In this offering, Tomaso reported the amazing news that Michael Morris, a staffer at the North Central Texas Council of Governments (NCTCG), believes the Trinity Toll Road must be built through the planned park downtown and inside the flood control levees. Or else!

Tomaso writes:

Without it, he said, other plans to address the downtown traffic mess become difficult if not impossible to carry out. Congestion will grow worse, Mr. Morris said, and so will air pollution …

The tiny bit of background and perspective Tomaso fails to bring to this story is that Michael Morris has been the main promoter, huckster, used-car salesman par excellence behind this thing from the beginning. A story saying Michael Morris wants the toll road built through the park is like a story with a headline, “Mark Cuban Found to Love Self.”

Morris is a henchman for NCTCG, which is the voice of the suburbs in regional planning. Of course he wants this road to go downtown, and of course he doesn’t care if it ruins our park. Of course he knows that the vast majority of the vehicles on the road will be making suburban and regional trips.

In Morris’ view of the world, Dallas is the path of least resistance.

Highway planners know -- they have conceded -- that four out of five vehicles in the Mixmaster downtown are trucks and cars trying to get away from downtown Dallas, not go to it. So why shouldn’t we move all that misery out where it’s from and where it wants to go?

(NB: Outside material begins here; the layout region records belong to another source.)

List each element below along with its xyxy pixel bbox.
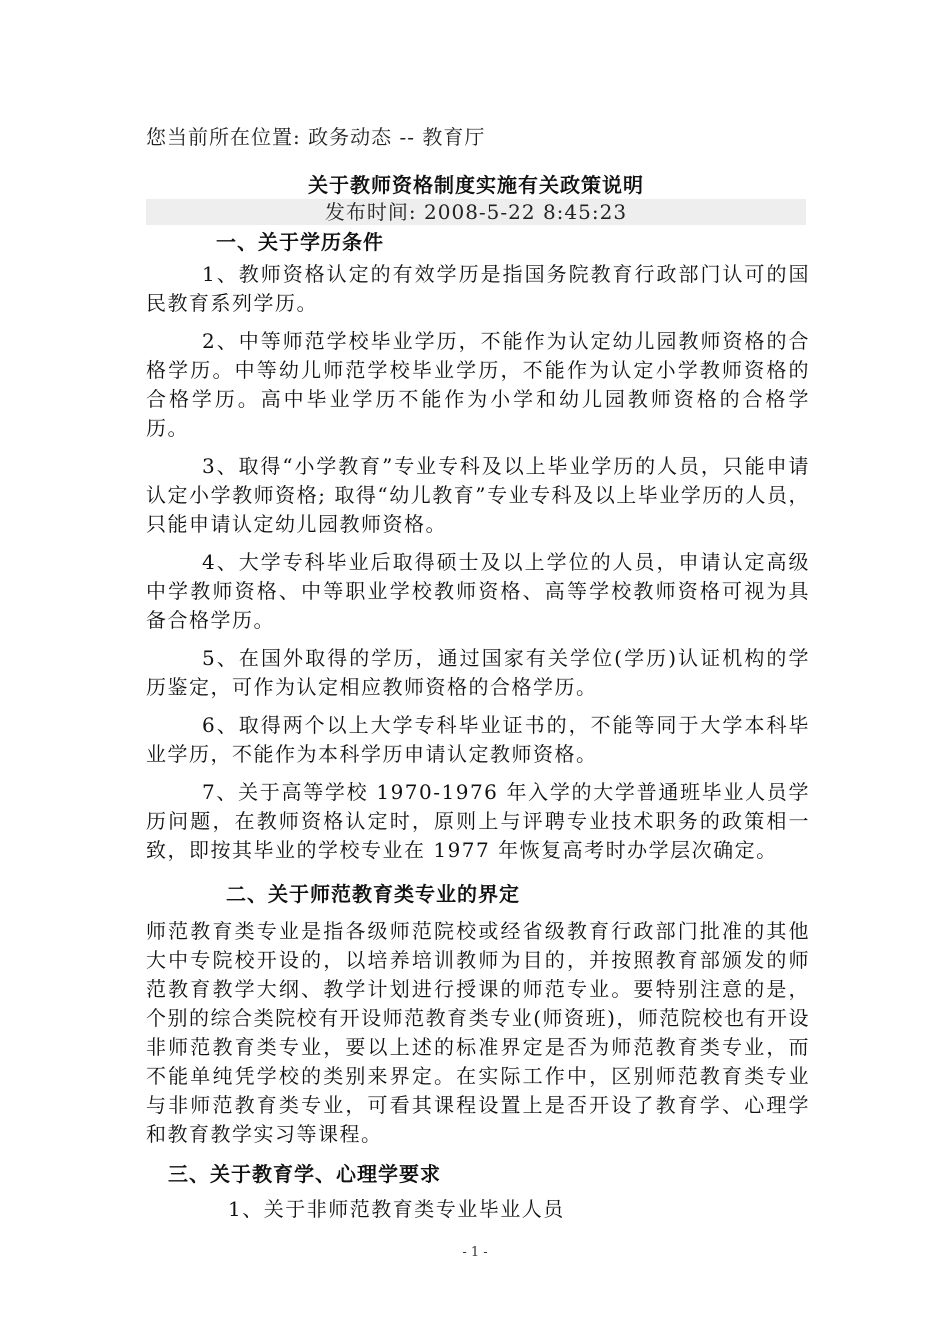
section-1-paragraph-3: 3、取得“小学教育”专业专科及以上毕业学历的人员，只能申请认定小学教师资格; 取得“幼儿教育”专业专科及以上毕业学历的人员，只能申请认定幼儿园教师资格。 [146,454,810,536]
breadcrumb: 您当前所在位置: 政务动态 -- 教育厅 [146,125,486,149]
publish-time: 发布时间: 2008-5-22 8:45:23 [324,200,628,224]
section-1-paragraph-2: 2、中等师范学校毕业学历，不能作为认定幼儿园教师资格的合格学历。中等幼儿师范学校毕业学历，不能作为认定小学教师资格的合格学历。高中毕业学历不能作为小学和幼儿园教师资格的合格学历。 [146,329,810,440]
section-1-paragraph-4: 4、大学专科毕业后取得硕士及以上学位的人员，申请认定高级中学教师资格、中等职业学校教师资格、高等学校教师资格可视为具备合格学历。 [146,550,810,632]
section-1-paragraph-5: 5、在国外取得的学历，通过国家有关学位(学历)认证机构的学历鉴定，可作为认定相应教师资格的合格学历。 [146,646,810,699]
section-3-heading: 三、关于教育学、心理学要求 [168,1162,441,1186]
section-3-subheading-1: 1、关于非师范教育类专业毕业人员 [228,1197,565,1221]
section-1-paragraph-7: 7、关于高等学校 1970-1976 年入学的大学普通班毕业人员学历问题，在教师资格认定时，原则上与评聘专业技术职务的政策相一致，即按其毕业的学校专业在 1977 年恢复高考时办学层次确定。 [146,780,810,862]
publish-time-bar [146,199,806,225]
section-2-paragraph: 师范教育类专业是指各级师范院校或经省级教育行政部门批准的其他大中专院校开设的，以培养培训教师为目的，并按照教育部颁发的师范教育教学大纲、教学计划进行授课的师范专业。要特别注意的是，个别的综合类院校有开设师范教育类专业(师资班)，师范院校也有开设非师范教育类专业，要以上述的标准界定是否为师范教育类专业，而不能单纯凭学校的类别来界定。在实际工作中，区别师范教育类专业与非师范教育类专业，可看其课程设置上是否开设了教育学、心理学和教育教学实习等课程。 [146,919,810,1146]
section-1-paragraph-6: 6、取得两个以上大学专科毕业证书的，不能等同于大学本科毕业学历，不能作为本科学历申请认定教师资格。 [146,713,810,766]
document-title: 关于教师资格制度实施有关政策说明 [308,173,644,197]
section-2-heading: 二、关于师范教育类专业的界定 [226,882,520,906]
section-1-heading: 一、关于学历条件 [216,230,384,254]
page-number: - 1 - [462,1245,488,1260]
document-body [146,227,810,1233]
section-1-paragraph-1: 1、教师资格认定的有效学历是指国务院教育行政部门认可的国民教育系列学历。 [146,262,810,315]
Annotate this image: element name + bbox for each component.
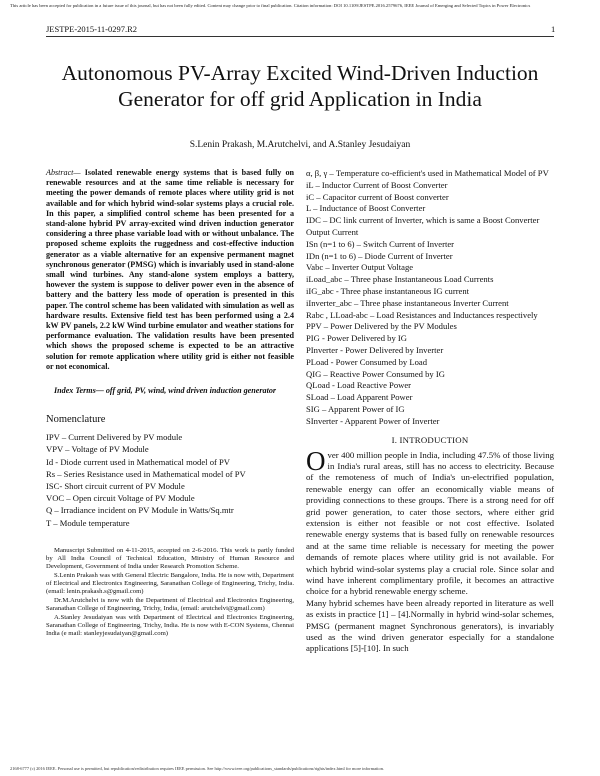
nomenclature-item: PLoad - Power Consumed by Load [306,356,428,367]
introduction-text: ver 400 million people in India, including 47.5% of those living in India's rural areas, still has no access to electricity. Because of the remoteness of much of India's un-electrified population, renewable energy can offer an economically viable means of providing connections to these groups. There is a strong need for off grid power generation, to cater those sectors, where either grid extension is either not feasible or not cost effective. Isolated renewable energy systems that is based fully on renewable resources and at the same time reliable is necessary for meeting the power demands of remote places where utility grid is not available. For which hybrid wind-solar systems play a crucial role. Since solar and wind have inherent complimentary profile, it becomes an attractive choice for a hybrid renewable energy scheme. [306,449,554,597]
nomenclature-item: QLoad - Load Reactive Power [306,380,411,391]
nomenclature-item: SIG – Apparent Power of IG [306,403,405,414]
nomenclature-heading: Nomenclature [46,414,106,426]
nomenclature-item: T – Module temperature [46,517,130,528]
nomenclature-list-right [306,168,554,428]
nomenclature-item: VPV – Voltage of PV Module [46,444,149,455]
right-column [306,168,554,655]
nomenclature-item: IPV – Current Delivered by PV module [46,432,183,443]
nomenclature-item: ISn (n=1 to 6) – Switch Current of Inverter [306,238,455,249]
nomenclature-item: PInverter - Power Delivered by Inverter [306,344,444,355]
nomenclature-item: IDn (n=1 to 6) – Diode Current of Inverter [306,250,453,261]
footnote: Manuscript Submitted on 4-11-2015, accepted on 2-6-2016. This work is partly funded by All India Council of Technical Education, Ministry of Human Resource and Development, Government of India under Research Promotion Scheme. [46,546,294,570]
footnotes [46,547,294,638]
footnote: Dr.M.Arutchelvi is now with the Department of Electrical and Electronics Engineering, Saranathan College of Engineering, Trichy, India, (email: arutchelvi@gmail.com) [46,596,294,612]
header-rule [46,36,554,37]
nomenclature-item: Id - Diode current used in Mathematical model of PV [46,456,230,467]
nomenclature-item: ISC- Short circuit current of PV Module [46,481,185,492]
nomenclature-item: α, β, γ – Temperature co-efficient's used in Mathematical Model of PV [306,168,549,178]
nomenclature-item: iInverter_abc – Three phase instantaneous Inverter Current [306,297,509,308]
drop-cap: O [306,445,326,476]
nomenclature-item: SInverter - Apparent Power of Inverter [306,415,440,426]
publication-notice: This article has been accepted for publication in a future issue of this journal, but has not been fully edited. Content may change prior to final publication. Citation information: DOI 10.1109/JESTPE.2016.2579676, IEEE Journal of Emerging and Selected Topics in Power Electronics [10,3,531,8]
journal-id: JESTPE-2015-11-0297.R2 [46,24,138,34]
abstract [46,168,294,372]
paper-title: Autonomous PV-Array Excited Wind-Driven Induction Generator for off grid Application in India [61,61,539,111]
footnote: A.Stanley Jesudaiyan was with Department of Electrical and Electronics Engineering, Saranathan College of Engineering, Trichy, India. He is now with E-CON Systems, Chennai India (e mail: stanleyjesudaiyan@gmail.com) [46,613,294,637]
author-list: S.Lenin Prakash, M.Arutchelvi, and A.Stanley Jesudaiyan [189,140,411,150]
introduction-heading: I. INTRODUCTION [391,434,469,445]
nomenclature-item: SLoad – Load Apparent Power [306,392,413,403]
nomenclature-item: PPV – Power Delivered by the PV Modules [306,321,457,332]
footnote: S.Lenin Prakash was with General Electric Bangalore, India. He is now with, Department of Electrical and Electronics Engineering, Saranathan College of Engineering, Trichy, India. (email: lenin.prakash.s@gmail.com) [46,571,294,595]
nomenclature-item: iC – Capacitor current of Boost converter [306,191,449,202]
abstract-text: Isolated renewable energy systems that is based fully on renewable resources and at the same time reliable is necessary for meeting the power demands of remote places where utility grid is not available and for which hybrid wind-solar systems plays a crucial role. In this paper, a simplified control scheme has been presented for a stand-alone hybrid PV array-excited wind driven induction generator considering a three phase variable load with or without unbalance. The proposed scheme exploits the ruggedness and cost-effective induction generator as a viable alternative for an expensive permanent magnet synchronous generator (PMSG) which is invariably used in stand-alone small wind turbines. Any stand-alone system employs a battery, however the system is suppose to deliver power even in the absence of battery and the battery less mode of operation is presented in this paper. The control scheme has been validated with simulation as well as hardware results. Extensive field test has been performed using a 2.4 kW PV panels, 2.2 kW Wind turbine emulator and weather stations for performance evaluation. The validation results have been presented which shows the proposed scheme is expected to be an attractive solution for remote application where utility grid is either not feasible or not economical. [46,168,294,371]
nomenclature-list-left [46,431,294,529]
abstract-label: Abstract— [46,168,81,177]
index-terms: Index Terms— off grid, PV, wind, wind driven induction generator [54,386,277,396]
nomenclature-item: IDC – DC link current of Inverter, which is same a Boost Converter Output Current [306,215,540,237]
nomenclature-item: iL – Inductor Current of Boost Converter [306,179,448,190]
introduction-paragraph-2: Many hybrid schemes have been already reported in literature as well as exists in practice [1] – [4].Normally in hybrid wind-solar schemes, PMSG (permanent magnet Synchronous generators), is invariably used as the wind driven generator especially for a standalone applications [5]-[10]. In such [306,597,554,654]
nomenclature-item: L – Inductance of Boost Converter [306,203,426,214]
page-number: 1 [551,24,556,34]
copyright-footer: 2168-6777 (c) 2016 IEEE. Personal use is permitted, but republication/redistribution requires IEEE permission. See http://www.ieee.org/publications_standards/publications/rights/index.html for more information. [10,766,384,771]
nomenclature-item: VOC – Open circuit Voltage of PV Module [46,493,195,504]
nomenclature-item: Rabc , LLoad-abc – Load Resistances and Inductances respectively [306,309,538,320]
nomenclature-item: Vabc – Inverter Output Voltage [306,262,414,273]
left-column [46,168,294,639]
introduction-paragraph [306,445,554,598]
nomenclature-item: QIG – Reactive Power Consumed by IG [306,368,445,379]
nomenclature-item: iIG_abc - Three phase instantaneous IG current [306,285,470,296]
nomenclature-item: Q – Irradiance incident on PV Module in Watts/Sq.mtr [46,505,234,516]
nomenclature-item: Rs – Series Resistance used in Mathematical model of PV [46,468,246,479]
nomenclature-item: iLoad_abc – Three phase Instantaneous Load Currents [306,274,494,285]
nomenclature-item: PIG - Power Delivered by IG [306,333,407,344]
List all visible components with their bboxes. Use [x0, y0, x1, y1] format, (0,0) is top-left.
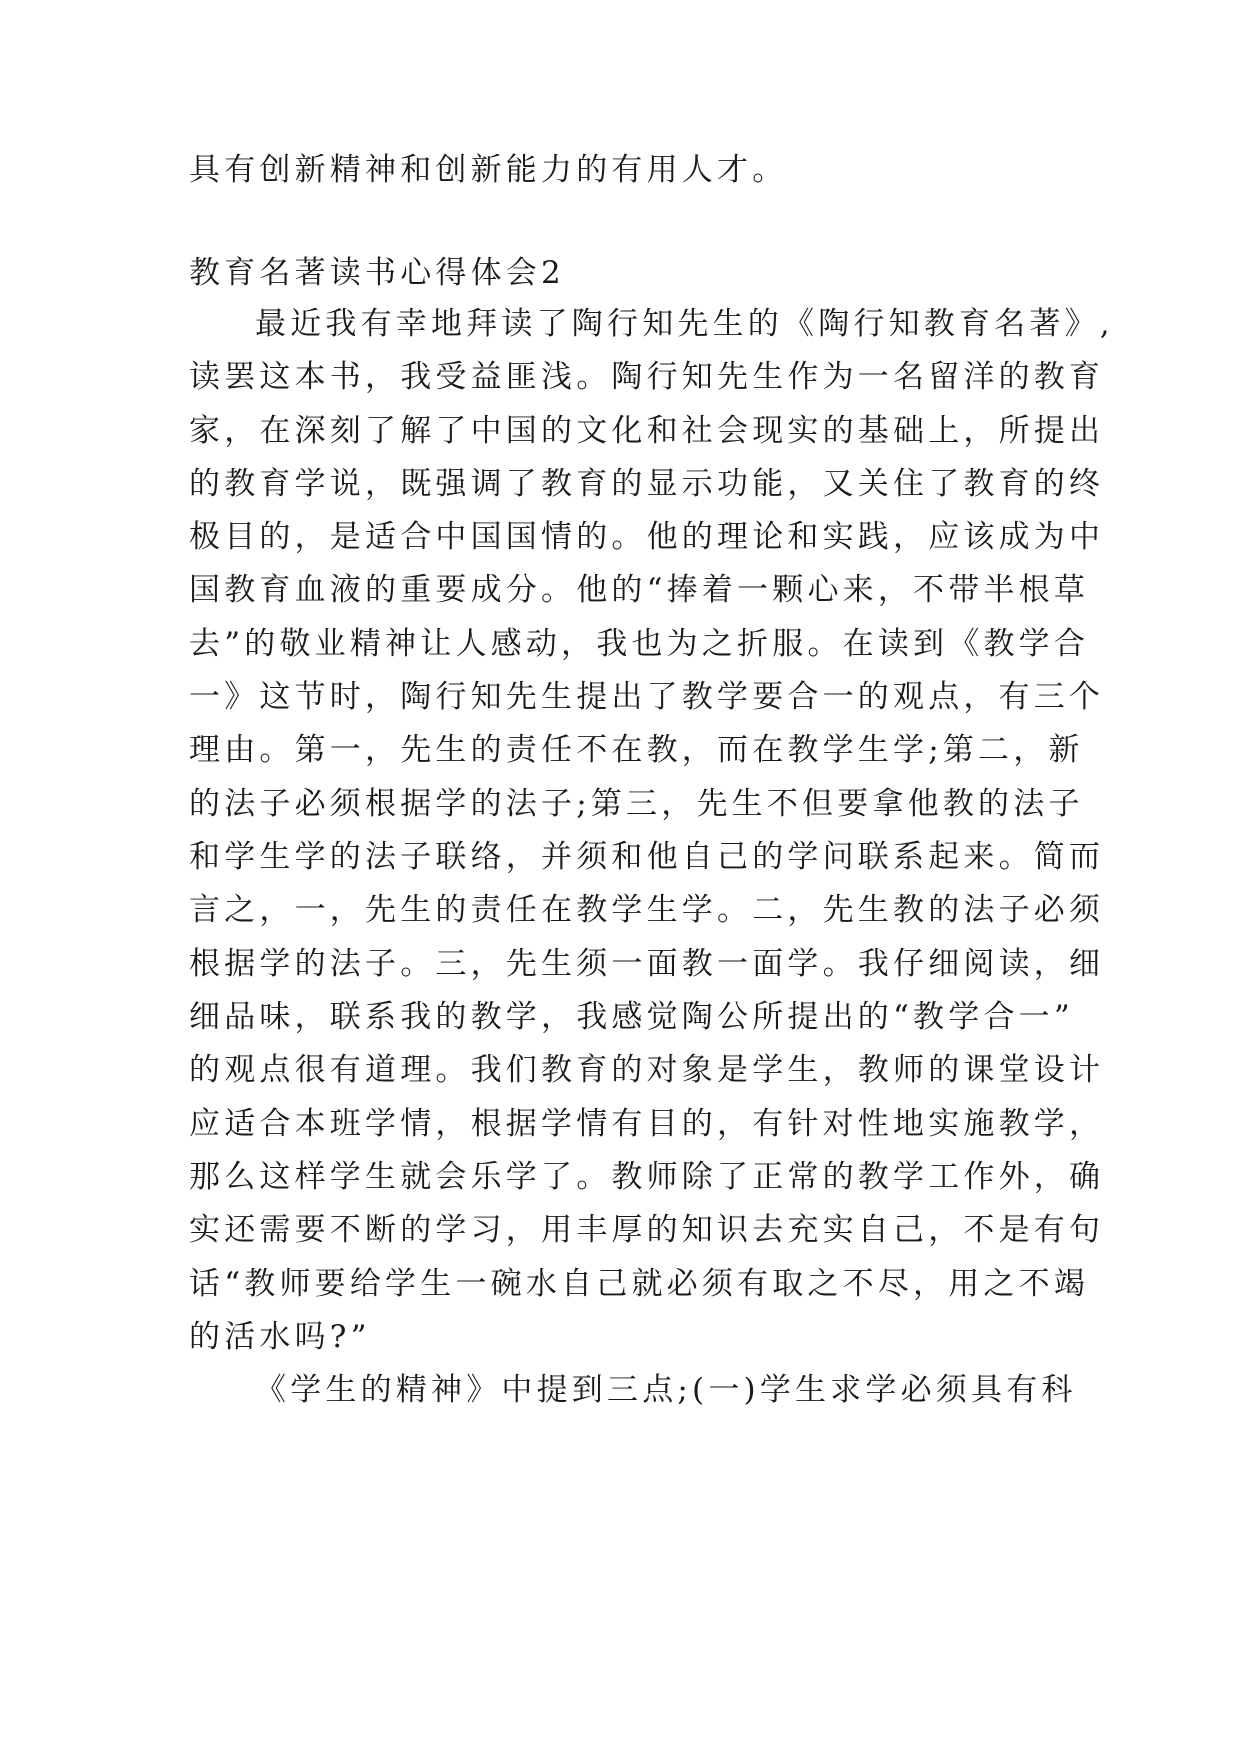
- paragraph-line: 根据学的法子。三，先生须一面教一面学。我仔细阅读，细: [189, 946, 1105, 982]
- paragraph-line: 理由。第一，先生的责任不在教，而在教学生学;第二，新: [189, 732, 1084, 768]
- paragraph-line: 细品味，联系我的教学，我感觉陶公所提出的“教学合一”: [189, 999, 1074, 1035]
- paragraph-line: 那么这样学生就会乐学了。教师除了正常的教学工作外，确: [189, 1159, 1105, 1195]
- paragraph-line: 言之，一，先生的责任在教学生学。二，先生教的法子必须: [189, 892, 1105, 928]
- paragraph-line: 应适合本班学情，根据学情有目的，有针对性地实施教学，: [189, 1106, 1105, 1142]
- paragraph-line: 实还需要不断的学习，用丰厚的知识去充实自己，不是有句: [189, 1212, 1105, 1248]
- paragraph-line: 的法子必须根据学的法子;第三，先生不但要拿他教的法子: [189, 786, 1084, 822]
- paragraph-line: 家，在深刻了解了中国的文化和社会现实的基础上，所提出: [189, 413, 1105, 449]
- paragraph-line: 最近我有幸地拜读了陶行知先生的《陶行知教育名著》,: [255, 306, 1114, 342]
- paragraph-line: 具有创新精神和创新能力的有用人才。: [189, 152, 788, 188]
- paragraph-line: 的教育学说，既强调了教育的显示功能，又关住了教育的终: [189, 466, 1105, 502]
- paragraph-line: 去”的敬业精神让人感动，我也为之折服。在读到《教学合: [189, 626, 1090, 662]
- paragraph-line: 读罢这本书，我受益匪浅。陶行知先生作为一名留洋的教育: [189, 359, 1105, 395]
- paragraph-line: 话“教师要给学生一碗水自己就必须有取之不尽，用之不竭: [189, 1266, 1090, 1302]
- paragraph-line: 国教育血液的重要成分。他的“捧着一颗心来，不带半根草: [189, 572, 1090, 608]
- section-heading: 教育名著读书心得体会2: [189, 255, 565, 291]
- paragraph-line: 《学生的精神》中提到三点;(一)学生求学必须具有科: [255, 1372, 1077, 1408]
- paragraph-line: 的观点很有道理。我们教育的对象是学生，教师的课堂设计: [189, 1052, 1105, 1088]
- paragraph-line: 和学生学的法子联络，并须和他自己的学问联系起来。简而: [189, 839, 1105, 875]
- paragraph-line: 极目的，是适合中国国情的。他的理论和实践，应该成为中: [189, 519, 1105, 555]
- paragraph-line: 的活水吗?”: [189, 1319, 371, 1355]
- paragraph-line: 一》这节时，陶行知先生提出了教学要合一的观点，有三个: [189, 679, 1105, 715]
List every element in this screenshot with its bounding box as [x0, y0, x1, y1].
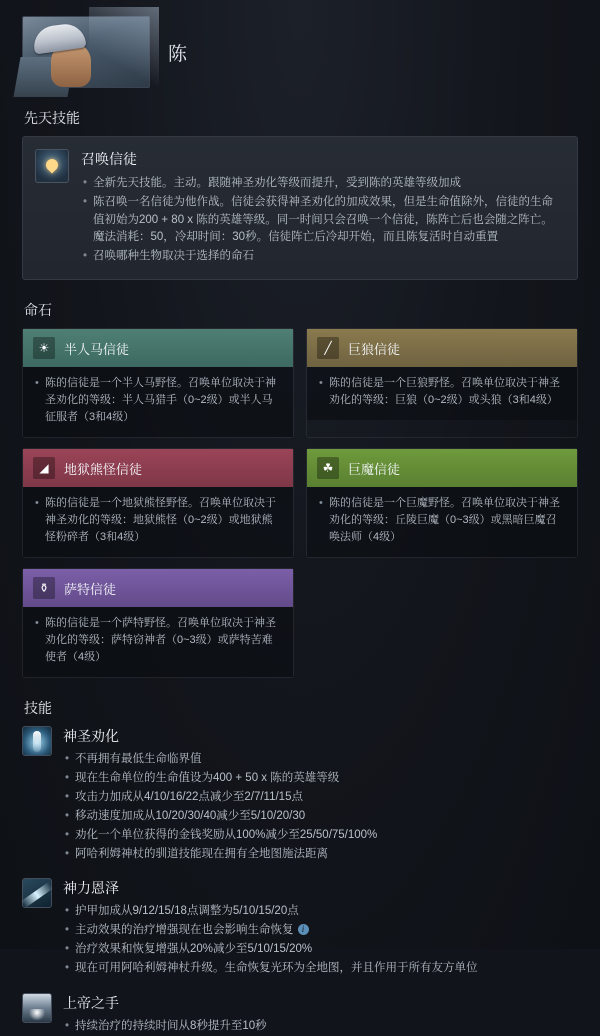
- list-item: • 阿哈利姆神杖的驯道技能现在拥有全地图施法距离: [63, 846, 578, 864]
- list-item: • 陈的信徒是一个萨特野怪。召唤单位取决于神圣劝化的等级：萨特窃神者（0~3级）或萨特苦难使者（4级）: [33, 615, 283, 666]
- facet-name: 萨特信徒: [64, 581, 117, 597]
- list-item: • 全新先天技能。主动。跟随神圣劝化等级而提升，受到陈的英雄等级加成: [81, 175, 563, 193]
- list-item: • 现在生命单位的生命值设为400 + 50 x 陈的英雄等级: [63, 770, 578, 788]
- ability-name: 神圣劝化: [63, 728, 119, 745]
- ability-row-hand-of-god: [22, 993, 578, 1036]
- facet-grid: [22, 328, 578, 678]
- summon-follower-icon: [35, 149, 69, 183]
- facet-name: 巨魔信徒: [348, 461, 401, 477]
- list-item: • 陈的信徒是一个巨魔野怪。召唤单位取决于神圣劝化的等级：丘陵巨魔（0~3级）或黑暗巨魔召唤法师（4级）: [317, 495, 567, 546]
- facet-name: 巨狼信徒: [348, 341, 401, 357]
- ability-name: 神力恩泽: [63, 880, 119, 897]
- info-icon[interactable]: i: [298, 924, 309, 935]
- list-item: • 主动效果的治疗增强现在也会影响生命恢复 i: [63, 922, 578, 940]
- ability-bullet-list: [63, 1018, 578, 1036]
- ability-name: 上帝之手: [63, 994, 119, 1011]
- innate-ability-card: [22, 136, 578, 280]
- list-item: • 召唤哪种生物取决于选择的命石: [81, 248, 563, 266]
- facet-card-centaur[interactable]: [22, 328, 294, 438]
- innate-ability-name: 召唤信徒: [81, 151, 137, 167]
- ability-row-holy-persuasion: [22, 726, 578, 864]
- list-item: • 不再拥有最低生命临界值: [63, 751, 578, 769]
- ability-bullet-list: [63, 903, 578, 977]
- list-item: • 治疗效果和恢复增强从20%减少至5/10/15/20%: [63, 941, 578, 959]
- clover-icon: ☘: [317, 457, 339, 479]
- list-item: • 移动速度加成从10/20/30/40减少至5/10/20/30: [63, 808, 578, 826]
- holy-persuasion-ability-icon: [22, 726, 52, 756]
- facet-name: 地狱熊怪信徒: [64, 461, 143, 477]
- innate-bullet-list: [81, 175, 563, 266]
- section-title-facets: 命石: [24, 302, 52, 319]
- hand-of-god-icon: [22, 993, 52, 1023]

Because people out there will fight it. And the planners like Morris think the city is too weak and too poor to fight it with the same vigor.

I spoke to Morris yesterday to ask him where he got the numbers he was used in Tomaso’s story, showing that it’s too expensive to put the toll road anywhere but under water between the levees. He said he got them from the North Texas Tollway Authority.

I called the people at the NTTA to whom he referred me. They declined to take my call, so I put in an open-records demand.

I don’t mind going that route, but let me ask you something: If all these numbers and studies proving that the Captain Nemo route is the most cost-efficient are so important and so crucial to the debate, don’t you think the NTTA would publish all this stuff on their Web site instead of refusing to take calls and making me use legal demands for the data?

I think a lot of the unease on the part of the Pavers has to do with the fact that Donna Blumer, Sandy Greyson, Angela Hunt and the rest of the TrinityVote team are kicking the crap out of them in debates around the city.

If the TrinityVote people have some kind of innate advantage, it’s called common sense. And common sense is a hard thing to get rid of, no matter how much money you spend.

Really. The best thing to do is just stay at your desk and don’t contribute to crowding in the stairwells. Really. We’ve got numbers that prove it. Stay at your desk.